Orgues et sentiments : de la Grèce antique aux… Doors !

Image extraite du documentaire «Chercheurs d'orgues» diffusé ce dimanche sur Arte © Arte/Schuch Productions

L’orgue n’est pas qu’un instrument d’église. Du baroque à la pop, il a accompagné toute l’histoire de la musique.

Quel instrument à vent, actionné par un clavier, se joue à la fois avec les mains et les pieds ? Il n’y en a qu’un : l’orgue.

Le documentaire «Chercheurs d’orgues» (Arte, ce dimanche à 17h10) est cosigné par Bernard Foccroulle. On connaît le Liégeois pour avoir été directeur à la Monnaie, mais il est d’abord organiste.

33.114 tuyaux

Êtes-vous déjà monté dans le jubé d’une église ? Derrière la façade ornementale de l’orgue se cache tout un monde. Des claviers, des pédaliers, des tuyaux, des soufflets… Le plus grand orgue du monde, à Atlantic City (États-Unis), compte pas moins de sept claviers et 33.114 tuyaux. Le plus grand de Wallonie, dans la collégiale Sainte-Waudru de Mons, affiche fièrement quatre claviers et 4.400 tuyaux.

Mais dans chaque village, dans chaque église, il y a un orgue. Et chacun a sa personnalité. L’orgue est un instrument exceptionnel car il permet de produire une incroyable diversité de sons, évoquant tantôt la flûte tantôt le clairon.

Souffle mécanique

L’orgue fut inventé dans la Grèce antique, quand l’homme chercha à remplacer le souffle humain par un souffle mécanique. Durant des siècles, l’orgue était un instrument léger et portatif, qui accompagnait les fêtes populaires. Comme en témoignent encore les orgues de Barbarie.

La grande histoire de l’orgue commence quand il s’installe dans les églises. Il accompagne l’histoire et les guerres de religions. Les spécialistes remarquent que les orgues allemands sont plus puissants que ceux du sud de l’Europe. Pourquoi ? Car ils devaient accompagner les protestants dans leurs chants, alors que l’assemblée ne chantait pas (encore) chez les catholiques. La Contre-Réforme change la donne, puis l’époque baroque donne aux orgues une intensité expressive nouvelle.

Fugues et préludes

L’histoire de l’orgue, c’est aussi celle de ses compositeurs. Ils écrivent à la fois des pièces religieuses et profanes. Sonates, toccatas, fugues, préludes… Au XVIIe siècle, on ne parle que de Frescobaldi. Après un passage à Bruxelles, ce petit génie décroche le poste d’organiste de la basilique Saint-Pierre de Rome.

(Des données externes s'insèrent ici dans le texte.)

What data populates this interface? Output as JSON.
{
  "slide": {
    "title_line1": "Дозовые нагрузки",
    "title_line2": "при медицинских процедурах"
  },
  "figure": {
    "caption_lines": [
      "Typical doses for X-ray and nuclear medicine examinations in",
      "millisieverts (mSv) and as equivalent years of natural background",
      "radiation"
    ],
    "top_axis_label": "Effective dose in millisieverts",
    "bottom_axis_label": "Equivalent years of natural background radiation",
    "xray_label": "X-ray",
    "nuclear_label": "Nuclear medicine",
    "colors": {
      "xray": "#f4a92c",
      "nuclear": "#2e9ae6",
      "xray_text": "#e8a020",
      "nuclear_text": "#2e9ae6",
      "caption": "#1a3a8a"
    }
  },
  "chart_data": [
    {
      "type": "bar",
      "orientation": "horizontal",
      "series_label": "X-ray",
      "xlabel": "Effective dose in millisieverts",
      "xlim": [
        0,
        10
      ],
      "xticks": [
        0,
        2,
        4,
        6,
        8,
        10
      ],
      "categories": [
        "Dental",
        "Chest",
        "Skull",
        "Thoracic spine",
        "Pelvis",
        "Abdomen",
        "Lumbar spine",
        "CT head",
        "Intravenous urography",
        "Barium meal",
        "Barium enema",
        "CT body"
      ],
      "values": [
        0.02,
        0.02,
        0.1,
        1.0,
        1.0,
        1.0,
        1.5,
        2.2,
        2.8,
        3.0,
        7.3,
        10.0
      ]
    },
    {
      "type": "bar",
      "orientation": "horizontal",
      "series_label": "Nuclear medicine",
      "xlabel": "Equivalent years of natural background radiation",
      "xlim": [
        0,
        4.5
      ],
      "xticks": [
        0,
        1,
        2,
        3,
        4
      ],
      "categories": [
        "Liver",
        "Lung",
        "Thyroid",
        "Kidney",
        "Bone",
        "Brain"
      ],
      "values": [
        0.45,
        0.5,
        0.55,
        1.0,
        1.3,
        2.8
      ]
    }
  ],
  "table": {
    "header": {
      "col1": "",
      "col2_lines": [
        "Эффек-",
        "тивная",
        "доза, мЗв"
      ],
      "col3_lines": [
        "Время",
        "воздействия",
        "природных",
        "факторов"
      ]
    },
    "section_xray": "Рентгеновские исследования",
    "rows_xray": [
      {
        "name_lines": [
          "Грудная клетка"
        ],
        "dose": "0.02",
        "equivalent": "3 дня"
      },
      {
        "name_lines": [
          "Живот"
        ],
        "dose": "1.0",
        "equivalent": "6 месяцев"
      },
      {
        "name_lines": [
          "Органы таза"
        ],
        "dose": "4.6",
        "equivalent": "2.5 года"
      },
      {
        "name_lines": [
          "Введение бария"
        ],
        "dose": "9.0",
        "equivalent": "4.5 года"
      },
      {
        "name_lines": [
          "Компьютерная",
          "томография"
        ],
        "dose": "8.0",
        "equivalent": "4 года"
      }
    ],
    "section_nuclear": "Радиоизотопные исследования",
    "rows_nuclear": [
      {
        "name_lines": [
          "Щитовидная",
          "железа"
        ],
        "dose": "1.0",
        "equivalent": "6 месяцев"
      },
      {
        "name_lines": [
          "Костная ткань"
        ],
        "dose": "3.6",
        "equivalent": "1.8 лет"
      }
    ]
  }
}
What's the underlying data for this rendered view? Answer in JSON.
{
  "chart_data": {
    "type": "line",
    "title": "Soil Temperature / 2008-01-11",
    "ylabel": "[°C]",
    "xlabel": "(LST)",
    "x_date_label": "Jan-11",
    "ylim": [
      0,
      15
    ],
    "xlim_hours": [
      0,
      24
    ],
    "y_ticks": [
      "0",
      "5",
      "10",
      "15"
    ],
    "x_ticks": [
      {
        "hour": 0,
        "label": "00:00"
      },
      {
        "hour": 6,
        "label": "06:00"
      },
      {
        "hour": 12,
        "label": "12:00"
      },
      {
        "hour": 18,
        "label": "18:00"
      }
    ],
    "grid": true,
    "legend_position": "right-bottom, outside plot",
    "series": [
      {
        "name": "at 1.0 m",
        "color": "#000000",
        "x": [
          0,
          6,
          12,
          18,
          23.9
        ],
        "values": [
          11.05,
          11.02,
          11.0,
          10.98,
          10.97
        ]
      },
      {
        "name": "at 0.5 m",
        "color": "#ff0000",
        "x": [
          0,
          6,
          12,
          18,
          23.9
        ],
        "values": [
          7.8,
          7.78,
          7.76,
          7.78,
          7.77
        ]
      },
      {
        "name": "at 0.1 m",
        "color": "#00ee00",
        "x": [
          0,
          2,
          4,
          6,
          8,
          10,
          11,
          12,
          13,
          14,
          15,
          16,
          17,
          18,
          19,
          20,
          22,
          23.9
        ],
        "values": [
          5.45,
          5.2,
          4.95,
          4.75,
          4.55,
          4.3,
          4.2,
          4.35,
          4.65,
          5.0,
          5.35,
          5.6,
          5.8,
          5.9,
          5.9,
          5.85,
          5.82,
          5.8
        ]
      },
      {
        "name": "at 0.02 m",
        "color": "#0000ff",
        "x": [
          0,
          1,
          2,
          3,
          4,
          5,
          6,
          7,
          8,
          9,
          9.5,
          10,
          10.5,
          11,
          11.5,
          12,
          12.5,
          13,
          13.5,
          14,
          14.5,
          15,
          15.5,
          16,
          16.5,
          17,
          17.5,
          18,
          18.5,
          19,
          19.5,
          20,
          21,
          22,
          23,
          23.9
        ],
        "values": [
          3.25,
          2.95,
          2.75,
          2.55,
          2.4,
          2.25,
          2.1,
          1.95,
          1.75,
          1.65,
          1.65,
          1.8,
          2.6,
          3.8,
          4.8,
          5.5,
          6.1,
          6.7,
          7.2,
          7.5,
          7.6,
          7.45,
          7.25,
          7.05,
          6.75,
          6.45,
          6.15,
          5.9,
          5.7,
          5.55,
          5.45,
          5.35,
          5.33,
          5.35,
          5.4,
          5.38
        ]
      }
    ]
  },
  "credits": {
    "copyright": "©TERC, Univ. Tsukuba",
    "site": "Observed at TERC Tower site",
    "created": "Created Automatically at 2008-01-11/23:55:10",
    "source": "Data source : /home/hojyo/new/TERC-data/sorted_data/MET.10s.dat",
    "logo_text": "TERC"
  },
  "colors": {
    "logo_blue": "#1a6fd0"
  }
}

En France, c’est Couperin qui marque l’époque. Il est au service de Louis XIV pour la chapelle royale de Versailles. On entre alors dans l’époque baroque avec deux compositeurs prestigieux : Jean-Sébastien Bach en Allemagne, Georg Friedrich Haendel en Angleterre.

Au XIXe siècle, il faut citer Felix Mendelssohn, mais aussi le Liégeois César Franck. La Révolution française a détruit une bonne part du patrimoine religieux, mais elle n’a pas réussi à toucher aux orgues. Pour sauver leur instrument, certains organistes n’ont pas hésité à y faire résonner des hymnes révolutionnaires.

Le son des Doors

L’orgue a toujours été l’instrument de son temps, et il continue à le prouver. Au XXe siècle, il s’installe dans les music-halls. À Paris, le Gaumont-Palace a son grand orgue depuis 1911, qui accompagne la projection des films muets. Dans les années 1930, l’orgue se fait électrique grâce à Hammond.

Il peut ainsi entrer dans les communautés religieuses qui n’ont pas le moyen de s’offrir un orgue à tuyaux. Notamment les communautés noires américaines. C’est ainsi que Count Basie, Ray Charles ou Aretha Franklin jouent de l’orgue.

L’instrument va accompagner le jazz, puis la pop-rock. Qu’auraient été les Doors sans Ray Manzarek et sa virtuosité à l’orgue ? Mais l’orgue continue d’inspirer les classiques. Olivier Messiaen, l’un des compositeurs majeurs du XXe siècle, était d’abord organiste d’église.